While I’m away, the Etsy shop will be closed, but I plan to have a big extraordinary sale upon my return. I would like clear out some of my old stock and start fresh this fall. I have a lot of spinning, dyeing, and knitting to do in order to get back into the groove and be ready for the winter rush.

Speaking of knitting and winter, I have finished two pairs of mittens recently. The orange and brown pair, which I blogged about, has been completed for some time. I like the way the waffle check came out across the whole mitt. The blue and brown pair was made using another stitch pattern I picked out from the Essential Guide to Color Knitting Techniques by Margaret Radcliffe. It is simply “bricks”. The brown from that pair is the same alpaca from the orange pair. And the blue is handdyed/handspun BFL. It’ll probably show up again since I have quite a bit of it left. They are being washed right now!

finished mitts!

Be back in two weeks! Until then.

“multi-purpose room”

For now the wool room will be known as the multi-purpose room, as it has been used for many things in just 1.5 months. First we stuffed all the furniture into it, then boxes on top; later we cleared out some boxes to release the furniture, but the boxes returned. Last week I, with assistance, pulled out all the boxes, rearranged the furniture that was to stay, and began organizing my fiber arts equipment and stash. This week one corner of the room has become a gathering area for Pennsic-going items. I have a feeling this room will continue to have an ever-changing identity as we make ourselves at home here.

wool room

An attempt to organize the wool room. Tools, books, fiber.

To Pennsic!

Our Pennsic gear waiting to be sorted and packed.

still a knitter…

sometimes.

What is it about summer that just sucks away all my fiber enthusiasm? Busy schedule? Heat and humidity? Whatever it is, this summer, like last year, has been utterly devoid of any fiber-related activities. I guess last summer I was planning a wedding and this time Rich and I just moved into a house… are those reasonable excuses? Regardless, it doesn’t mean my customers wouldn’t like new stock. I do have some dyed Falkland top to list, but I haven’t taken pictures of them yet. This house has lots of windows, so I’m hoping I’ll have more options for places to take pictures.
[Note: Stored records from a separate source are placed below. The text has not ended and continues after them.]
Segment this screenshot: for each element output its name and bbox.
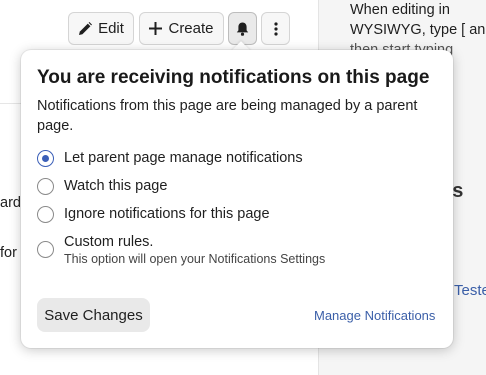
option-label: Let parent page manage notifications <box>64 150 303 166</box>
vertical-ellipsis-icon <box>273 21 278 36</box>
option-label: Ignore notifications for this page <box>64 206 270 222</box>
edit-button-label: Edit <box>98 20 124 37</box>
option-sublabel: This option will open your Notifications… <box>64 252 326 266</box>
hint-line: When editing in <box>350 2 450 18</box>
plus-icon <box>149 22 163 35</box>
more-options-button[interactable] <box>261 12 290 45</box>
edit-button[interactable]: Edit <box>68 12 134 45</box>
option-label: Watch this page <box>64 178 168 194</box>
bell-icon <box>236 22 249 36</box>
create-button[interactable]: Create <box>139 12 224 45</box>
body-text-fragment: ard <box>0 195 21 211</box>
pencil-icon <box>78 21 93 36</box>
radio-button[interactable] <box>37 178 54 195</box>
create-button-label: Create <box>168 20 214 37</box>
notifications-button[interactable] <box>228 12 257 45</box>
option-watch-page[interactable]: Watch this page <box>37 178 167 195</box>
manage-notifications-link[interactable]: Manage Notifications <box>314 308 435 323</box>
option-label: Custom rules. <box>64 234 154 250</box>
radio-button[interactable] <box>37 241 54 258</box>
option-custom-rules[interactable]: Custom rules. This option will open your… <box>37 234 325 267</box>
body-text-fragment: for <box>0 245 17 261</box>
popover-description: Notifications from this page are being m… <box>37 98 418 134</box>
option-parent-manage[interactable]: Let parent page manage notifications <box>37 150 303 167</box>
radio-button[interactable] <box>37 206 54 223</box>
sidebar-link[interactable]: Teste <box>454 282 486 299</box>
radio-button[interactable] <box>37 150 54 167</box>
popover-title: You are receiving notifications on this … <box>37 67 430 88</box>
notifications-popover: You are receiving notifications on this … <box>21 50 453 348</box>
save-changes-button[interactable]: Save Changes <box>37 298 150 332</box>
option-ignore-page[interactable]: Ignore notifications for this page <box>37 206 270 223</box>
hint-line: WYSIWYG, type [ and <box>350 22 486 38</box>
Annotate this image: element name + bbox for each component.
All I’ve really worked on this summer is finishing my short-sleeved sweater and a few pairs of fingerless mitts. I just completed one lingering pair the other night and then decided it was time to start another pair. That’s when I got out a new book in my library, The Essential Guide to Color Knitting Techniques by Margaret Radcliffe. It was one of those Christmas gifts where you and husband are at the book store and you find it when you are supposed to be looking for a gift for someone else and then you say to him, “Hey! This would be really great if you need something to get for me”. And he says, “Well, I don’t really need to get anything else for you, but I will.” And then you say, “I love you.” I thought it wouldn’t hurt to introduce something besides stripes into my colorwork.

I started with the Waffle Check pattern, which is basically the first thing in the book. The yarns are a handspun alpaca and a handdyed recycled wool blend. The red-orange yarn is a little heavier than the alpaca, so I think it ends up standing out more. This stitch pattern is just knit/purl and slip-stitches. It’s manageable and easy to remember. I’m pleased with the way the mitten is coming along.